Beyond Accommodation: Changing the Disability Frame

Beyond Accommodation: Changing the Disability Frame | Teaching in Troubled Times | UC Berkeley

We're in a university environment that like most universities sets rather ablest terms for its norms. If it didn't for instance, it would be entirely imaginable by every member of this university to have disabled people seen as an integral part of this university.
Mel Chen

Event Description

Discussions of disability on college campuses often focus on how we can support and accommodate individual needs and meet compliance requirements under the Americans with Disabilities Act. With this panel of and dialogue sessions, we hope to expand that important conversation.

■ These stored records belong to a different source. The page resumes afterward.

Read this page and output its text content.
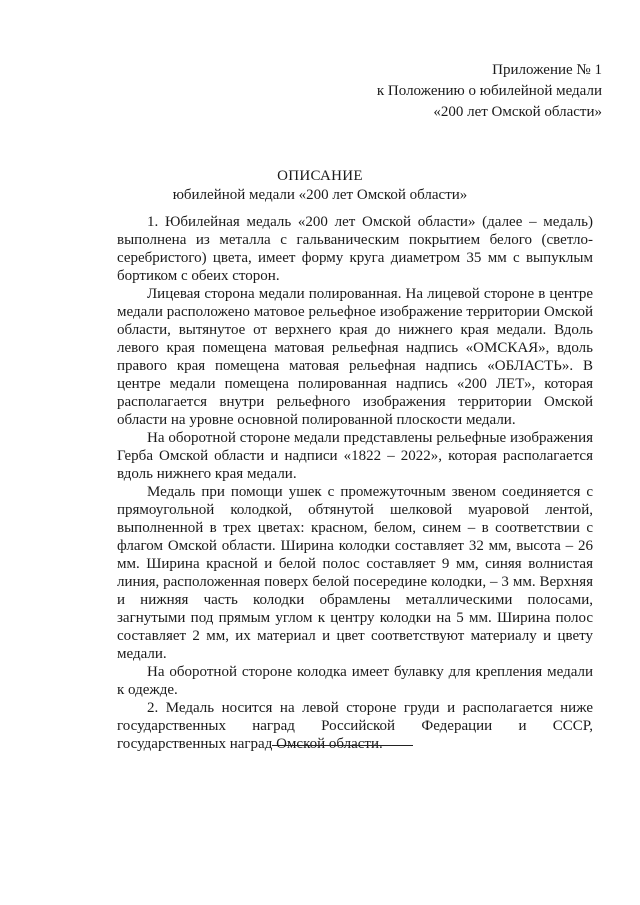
Приложение № 1
к Положению о юбилейной медали
«200 лет Омской области»
ОПИСАНИЕ
юбилейной медали «200 лет Омской области»

1. Юбилейная медаль «200 лет Омской области» (далее – медаль) выполнена из металла с гальваническим покрытием белого (светло-серебристого) цвета, имеет форму круга диаметром 35 мм с выпуклым бортиком с обеих сторон.

Лицевая сторона медали полированная. На лицевой стороне в центре медали расположено матовое рельефное изображение территории Омской области, вытянутое от верхнего края до нижнего края медали. Вдоль левого края помещена матовая рельефная надпись «ОМСКАЯ», вдоль правого края помещена матовая рельефная надпись «ОБЛАСТЬ». В центре медали помещена полированная надпись «200 ЛЕТ», которая располагается внутри рельефного изображения территории Омской области на уровне основной полированной плоскости медали.

На оборотной стороне медали представлены рельефные изображения Герба Омской области и надписи «1822 – 2022», которая располагается вдоль нижнего края медали.

Медаль при помощи ушек с промежуточным звеном соединяется с прямоугольной колодкой, обтянутой шелковой муаровой лентой, выполненной в трех цветах: красном, белом, синем – в соответствии с флагом Омской области. Ширина колодки составляет 32 мм, высота – 26 мм. Ширина красной и белой полос составляет 9 мм, синяя волнистая линия, расположенная поверх белой посередине колодки, – 3 мм. Верхняя и нижняя часть колодки обрамлены металлическими полосами, загнутыми под прямым углом к центру колодки на 5 мм. Ширина полос составляет 2 мм, их материал и цвет соответствуют материалу и цвету медали.

На оборотной стороне колодка имеет булавку для крепления медали к одежде.

2. Медаль носится на левой стороне груди и располагается ниже государственных наград Российской Федерации и СССР, государственных наград Омской области.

On November 18, 2019, Berkeley faculty, graduate student instructors, staff, and students were invited to think in creative and visionary ways about culture, structure, teaching and learning, and broader institutional transformation. Some key discussion questions included:

  • How can we as a campus start to look at disability from a framework of equity, belonging and social justice, rather than solely as a matter of individual accommodation?
  • What is the range of disability-related experiences in our classrooms, departments, organizations and campus community? What strengths and assets do they offer?
  • What challenges are created by the structures, spaces, assumptions, and narratives about ability and disability within which we work?
  • How do they normalize certain types of experience?
  • How do they impact the distribution of power and resources? How do they affect individual success and well-being? How can we address these challenges?
  • What are some creative ways to think about curriculum, pedagogy, advising, mentoring and classroom culture that move us beyond “accommodation" to full inclusion and belonging?
  • What does new research tell us about how to think about all of these issues?